Abstract

We consider distributed orthogonalization of multiple source–destination terminal pairs through coherent amplify-and-forward (AF) relaying. When an excess number of relays are available in the network, additional gains of diversity and sum rates are known to be attained through efficient gain-allocation schemes. The common requirement of these schemes is global dissemination of local channel state information (CSI) of each relay. Consequently, as the number of relays grows, the CSI dissemination overhead may diminish the aforementioned gains in practice. We propose a novel hierarchical relaying protocol where relays with different amounts of CSI knowledge can coexist within the same network. In the lower level of hierarchy, each relay employs only local CSI to compute its gain factor and, hence, is cost-free in terms of CSI dissemination overhead. However, the relays in the higher level of hierarchy have further channel information that allows them to determine the gain factors enabling distributed orthogonalization of multiple pairs.
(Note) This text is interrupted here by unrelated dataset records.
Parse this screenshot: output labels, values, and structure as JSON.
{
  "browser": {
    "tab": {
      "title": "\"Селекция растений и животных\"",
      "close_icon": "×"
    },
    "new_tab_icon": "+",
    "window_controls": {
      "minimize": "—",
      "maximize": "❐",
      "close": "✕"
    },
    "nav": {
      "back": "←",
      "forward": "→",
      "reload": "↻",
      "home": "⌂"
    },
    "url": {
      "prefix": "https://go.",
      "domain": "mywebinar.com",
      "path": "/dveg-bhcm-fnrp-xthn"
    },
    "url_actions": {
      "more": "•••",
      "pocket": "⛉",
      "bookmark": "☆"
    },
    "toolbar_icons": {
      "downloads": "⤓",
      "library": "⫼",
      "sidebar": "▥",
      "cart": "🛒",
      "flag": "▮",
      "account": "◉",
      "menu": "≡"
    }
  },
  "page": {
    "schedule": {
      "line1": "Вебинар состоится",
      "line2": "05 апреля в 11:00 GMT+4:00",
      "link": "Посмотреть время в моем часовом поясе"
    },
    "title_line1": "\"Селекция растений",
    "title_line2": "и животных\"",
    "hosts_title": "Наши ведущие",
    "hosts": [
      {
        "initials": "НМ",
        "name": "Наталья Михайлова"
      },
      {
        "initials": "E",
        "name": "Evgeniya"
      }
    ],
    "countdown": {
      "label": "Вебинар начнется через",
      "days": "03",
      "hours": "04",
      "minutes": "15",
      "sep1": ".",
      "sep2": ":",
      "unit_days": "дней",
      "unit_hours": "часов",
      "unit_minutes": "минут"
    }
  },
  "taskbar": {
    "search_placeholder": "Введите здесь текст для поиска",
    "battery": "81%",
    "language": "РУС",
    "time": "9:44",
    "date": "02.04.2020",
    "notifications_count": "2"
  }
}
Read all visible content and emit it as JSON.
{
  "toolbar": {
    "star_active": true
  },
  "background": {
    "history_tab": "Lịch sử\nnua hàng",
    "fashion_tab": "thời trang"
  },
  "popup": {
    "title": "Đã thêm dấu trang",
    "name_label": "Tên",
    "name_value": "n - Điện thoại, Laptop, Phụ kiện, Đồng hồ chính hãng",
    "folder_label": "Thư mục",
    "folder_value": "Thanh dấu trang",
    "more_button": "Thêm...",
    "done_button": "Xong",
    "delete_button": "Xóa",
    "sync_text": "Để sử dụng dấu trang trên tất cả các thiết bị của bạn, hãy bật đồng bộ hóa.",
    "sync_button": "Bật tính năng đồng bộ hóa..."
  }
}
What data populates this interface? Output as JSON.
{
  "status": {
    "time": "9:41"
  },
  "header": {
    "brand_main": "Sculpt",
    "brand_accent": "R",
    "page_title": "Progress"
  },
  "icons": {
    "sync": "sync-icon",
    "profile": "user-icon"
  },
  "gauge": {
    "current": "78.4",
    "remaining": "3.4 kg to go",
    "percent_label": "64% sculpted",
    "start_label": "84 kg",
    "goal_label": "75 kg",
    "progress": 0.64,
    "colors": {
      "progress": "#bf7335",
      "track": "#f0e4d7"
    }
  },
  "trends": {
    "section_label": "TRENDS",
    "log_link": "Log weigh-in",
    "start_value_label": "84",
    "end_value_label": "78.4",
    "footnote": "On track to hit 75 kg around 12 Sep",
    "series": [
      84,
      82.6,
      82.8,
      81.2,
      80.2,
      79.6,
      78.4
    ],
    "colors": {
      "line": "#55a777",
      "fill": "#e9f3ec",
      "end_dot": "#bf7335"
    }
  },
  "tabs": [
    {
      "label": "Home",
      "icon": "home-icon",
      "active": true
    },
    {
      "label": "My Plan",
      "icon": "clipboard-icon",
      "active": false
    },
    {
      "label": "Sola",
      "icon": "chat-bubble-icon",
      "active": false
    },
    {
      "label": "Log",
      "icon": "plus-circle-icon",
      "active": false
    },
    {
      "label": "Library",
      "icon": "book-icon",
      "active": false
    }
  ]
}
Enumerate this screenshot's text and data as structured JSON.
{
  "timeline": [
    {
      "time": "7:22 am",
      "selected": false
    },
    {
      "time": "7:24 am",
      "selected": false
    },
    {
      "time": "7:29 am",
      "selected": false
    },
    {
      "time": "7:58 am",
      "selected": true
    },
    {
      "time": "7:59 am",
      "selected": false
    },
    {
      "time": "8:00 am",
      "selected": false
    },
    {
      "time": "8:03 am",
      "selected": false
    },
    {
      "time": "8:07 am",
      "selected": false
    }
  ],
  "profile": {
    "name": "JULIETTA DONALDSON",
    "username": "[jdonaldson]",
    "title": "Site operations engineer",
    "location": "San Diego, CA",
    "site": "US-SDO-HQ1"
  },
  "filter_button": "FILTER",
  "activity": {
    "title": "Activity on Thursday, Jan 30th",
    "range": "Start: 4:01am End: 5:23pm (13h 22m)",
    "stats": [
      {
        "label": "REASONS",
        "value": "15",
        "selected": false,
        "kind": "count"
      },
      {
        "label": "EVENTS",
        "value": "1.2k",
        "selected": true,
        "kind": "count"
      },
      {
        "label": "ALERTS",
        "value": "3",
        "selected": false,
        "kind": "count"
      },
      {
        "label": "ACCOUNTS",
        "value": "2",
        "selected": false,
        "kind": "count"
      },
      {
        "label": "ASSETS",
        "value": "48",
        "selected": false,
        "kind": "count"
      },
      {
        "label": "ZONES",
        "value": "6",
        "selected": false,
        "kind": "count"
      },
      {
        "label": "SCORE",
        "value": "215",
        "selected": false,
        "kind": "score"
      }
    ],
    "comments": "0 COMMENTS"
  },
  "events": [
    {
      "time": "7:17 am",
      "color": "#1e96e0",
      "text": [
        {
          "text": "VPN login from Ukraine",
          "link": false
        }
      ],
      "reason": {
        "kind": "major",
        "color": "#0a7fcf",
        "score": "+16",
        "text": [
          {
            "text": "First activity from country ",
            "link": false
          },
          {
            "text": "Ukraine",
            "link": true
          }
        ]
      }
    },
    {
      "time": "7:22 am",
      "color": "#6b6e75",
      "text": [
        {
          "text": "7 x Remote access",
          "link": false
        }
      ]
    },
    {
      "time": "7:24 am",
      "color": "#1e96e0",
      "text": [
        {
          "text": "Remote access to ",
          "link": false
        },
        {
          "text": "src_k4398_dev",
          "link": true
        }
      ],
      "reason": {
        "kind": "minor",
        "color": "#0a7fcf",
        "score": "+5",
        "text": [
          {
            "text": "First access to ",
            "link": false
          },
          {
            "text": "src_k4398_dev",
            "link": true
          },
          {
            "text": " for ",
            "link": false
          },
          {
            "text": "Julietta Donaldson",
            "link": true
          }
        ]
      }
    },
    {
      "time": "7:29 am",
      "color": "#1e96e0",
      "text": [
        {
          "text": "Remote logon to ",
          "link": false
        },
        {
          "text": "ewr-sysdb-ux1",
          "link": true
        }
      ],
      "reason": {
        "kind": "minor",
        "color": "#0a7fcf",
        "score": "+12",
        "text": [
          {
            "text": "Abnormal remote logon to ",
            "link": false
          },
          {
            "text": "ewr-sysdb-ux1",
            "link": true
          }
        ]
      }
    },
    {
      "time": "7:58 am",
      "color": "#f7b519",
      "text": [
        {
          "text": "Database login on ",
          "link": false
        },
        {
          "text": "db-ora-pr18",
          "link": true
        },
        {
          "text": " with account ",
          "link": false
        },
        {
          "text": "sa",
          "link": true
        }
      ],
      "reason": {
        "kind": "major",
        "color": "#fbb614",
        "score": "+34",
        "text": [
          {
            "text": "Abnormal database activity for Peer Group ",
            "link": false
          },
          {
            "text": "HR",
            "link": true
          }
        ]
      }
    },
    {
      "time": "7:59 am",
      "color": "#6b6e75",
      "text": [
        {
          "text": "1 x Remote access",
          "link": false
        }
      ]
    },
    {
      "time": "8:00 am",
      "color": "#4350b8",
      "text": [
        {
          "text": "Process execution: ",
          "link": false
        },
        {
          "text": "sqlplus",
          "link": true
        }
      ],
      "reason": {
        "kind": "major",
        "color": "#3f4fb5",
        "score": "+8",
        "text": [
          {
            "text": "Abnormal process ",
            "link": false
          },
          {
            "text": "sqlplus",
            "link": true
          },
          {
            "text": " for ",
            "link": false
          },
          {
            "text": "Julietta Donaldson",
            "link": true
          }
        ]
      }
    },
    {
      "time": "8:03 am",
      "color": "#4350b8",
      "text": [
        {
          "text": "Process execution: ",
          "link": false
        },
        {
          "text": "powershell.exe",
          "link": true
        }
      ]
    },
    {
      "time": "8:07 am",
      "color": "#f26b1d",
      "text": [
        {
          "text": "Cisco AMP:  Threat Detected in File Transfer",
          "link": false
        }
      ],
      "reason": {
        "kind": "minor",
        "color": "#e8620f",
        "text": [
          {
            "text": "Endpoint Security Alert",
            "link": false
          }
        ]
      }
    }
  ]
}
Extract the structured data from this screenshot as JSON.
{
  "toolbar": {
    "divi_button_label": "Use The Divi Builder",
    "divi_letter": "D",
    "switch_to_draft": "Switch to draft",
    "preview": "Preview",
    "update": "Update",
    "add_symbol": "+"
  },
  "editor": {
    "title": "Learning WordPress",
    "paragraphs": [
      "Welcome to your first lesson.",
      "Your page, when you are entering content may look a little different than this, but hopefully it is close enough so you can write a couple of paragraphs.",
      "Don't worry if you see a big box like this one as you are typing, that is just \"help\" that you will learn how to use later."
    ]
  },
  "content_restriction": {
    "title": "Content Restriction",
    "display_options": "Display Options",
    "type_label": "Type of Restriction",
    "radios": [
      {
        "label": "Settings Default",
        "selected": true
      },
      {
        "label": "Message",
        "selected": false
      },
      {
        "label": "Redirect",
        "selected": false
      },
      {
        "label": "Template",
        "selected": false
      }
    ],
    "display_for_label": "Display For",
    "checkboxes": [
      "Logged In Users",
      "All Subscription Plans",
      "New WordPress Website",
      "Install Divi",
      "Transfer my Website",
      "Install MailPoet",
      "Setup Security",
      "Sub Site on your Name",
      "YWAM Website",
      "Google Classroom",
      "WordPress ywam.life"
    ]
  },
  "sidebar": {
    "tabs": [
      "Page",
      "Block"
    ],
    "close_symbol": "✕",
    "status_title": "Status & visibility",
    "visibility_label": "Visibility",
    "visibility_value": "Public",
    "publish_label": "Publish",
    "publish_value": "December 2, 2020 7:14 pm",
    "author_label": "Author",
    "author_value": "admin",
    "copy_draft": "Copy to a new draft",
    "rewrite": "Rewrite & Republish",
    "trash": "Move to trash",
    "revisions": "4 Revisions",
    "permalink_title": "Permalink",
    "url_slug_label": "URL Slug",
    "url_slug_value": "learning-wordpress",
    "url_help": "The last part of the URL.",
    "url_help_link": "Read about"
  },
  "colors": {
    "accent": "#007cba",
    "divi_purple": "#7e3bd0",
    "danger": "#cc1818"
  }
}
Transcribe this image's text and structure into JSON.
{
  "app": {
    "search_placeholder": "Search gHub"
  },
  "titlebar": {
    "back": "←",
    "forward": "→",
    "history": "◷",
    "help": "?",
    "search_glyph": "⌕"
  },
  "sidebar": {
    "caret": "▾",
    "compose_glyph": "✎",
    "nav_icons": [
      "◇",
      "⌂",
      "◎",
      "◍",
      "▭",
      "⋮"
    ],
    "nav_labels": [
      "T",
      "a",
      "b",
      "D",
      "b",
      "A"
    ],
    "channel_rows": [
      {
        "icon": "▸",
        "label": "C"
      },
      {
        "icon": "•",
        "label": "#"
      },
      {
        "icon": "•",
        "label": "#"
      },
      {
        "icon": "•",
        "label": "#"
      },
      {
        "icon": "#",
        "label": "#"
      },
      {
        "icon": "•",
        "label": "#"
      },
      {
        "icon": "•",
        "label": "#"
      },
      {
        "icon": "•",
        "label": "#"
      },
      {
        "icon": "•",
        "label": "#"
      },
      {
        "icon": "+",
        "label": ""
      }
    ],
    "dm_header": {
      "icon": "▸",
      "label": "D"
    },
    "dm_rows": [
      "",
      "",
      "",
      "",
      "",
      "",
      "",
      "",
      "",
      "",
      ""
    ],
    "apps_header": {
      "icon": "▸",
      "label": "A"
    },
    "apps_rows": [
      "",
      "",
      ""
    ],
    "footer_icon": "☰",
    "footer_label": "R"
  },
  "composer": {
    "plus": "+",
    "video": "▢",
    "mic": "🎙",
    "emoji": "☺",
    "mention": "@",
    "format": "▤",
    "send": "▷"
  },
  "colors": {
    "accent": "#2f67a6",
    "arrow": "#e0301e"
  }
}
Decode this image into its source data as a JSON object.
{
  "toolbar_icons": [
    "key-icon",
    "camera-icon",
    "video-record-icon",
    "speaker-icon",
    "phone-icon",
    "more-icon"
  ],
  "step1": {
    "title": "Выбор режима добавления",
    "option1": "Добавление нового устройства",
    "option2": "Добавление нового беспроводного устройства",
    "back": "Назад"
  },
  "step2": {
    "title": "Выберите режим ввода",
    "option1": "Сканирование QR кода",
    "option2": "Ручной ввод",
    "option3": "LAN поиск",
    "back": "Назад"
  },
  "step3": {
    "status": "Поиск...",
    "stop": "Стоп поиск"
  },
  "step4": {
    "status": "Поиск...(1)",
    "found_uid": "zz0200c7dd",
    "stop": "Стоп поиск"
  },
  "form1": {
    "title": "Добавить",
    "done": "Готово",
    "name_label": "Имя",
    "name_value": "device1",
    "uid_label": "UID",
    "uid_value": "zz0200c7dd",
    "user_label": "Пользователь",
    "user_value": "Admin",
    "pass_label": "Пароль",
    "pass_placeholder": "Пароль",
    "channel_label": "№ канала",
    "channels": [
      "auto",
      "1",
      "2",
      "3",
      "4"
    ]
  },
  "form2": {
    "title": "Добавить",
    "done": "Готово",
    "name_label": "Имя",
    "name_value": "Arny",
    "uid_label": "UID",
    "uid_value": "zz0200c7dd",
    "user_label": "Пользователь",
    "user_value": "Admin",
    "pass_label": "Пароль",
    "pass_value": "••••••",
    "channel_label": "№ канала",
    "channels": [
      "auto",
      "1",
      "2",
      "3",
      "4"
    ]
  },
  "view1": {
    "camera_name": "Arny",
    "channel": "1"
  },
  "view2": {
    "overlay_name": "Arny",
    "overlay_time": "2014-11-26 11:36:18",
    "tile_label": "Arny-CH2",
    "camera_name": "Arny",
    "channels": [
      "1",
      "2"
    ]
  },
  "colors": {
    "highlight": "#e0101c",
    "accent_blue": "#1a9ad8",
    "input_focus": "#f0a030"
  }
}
We study sufficient conditions to achieve full spatial multiplexing, the required channel knowledge per hierarchical level, the corresponding relay gain allocations, and power-allocation strategies among hierarchical levels. We finally identify relay selection for different hierarchical levels as an efficient means to recover outage (diversity) and sum-rate gains. It is shown that with drastically reduced CSI dissemination overhead, the hierarchical protocol combined with relay selection approaches the performance of conventional multiuser relaying that requires global CSI at all relay nodes.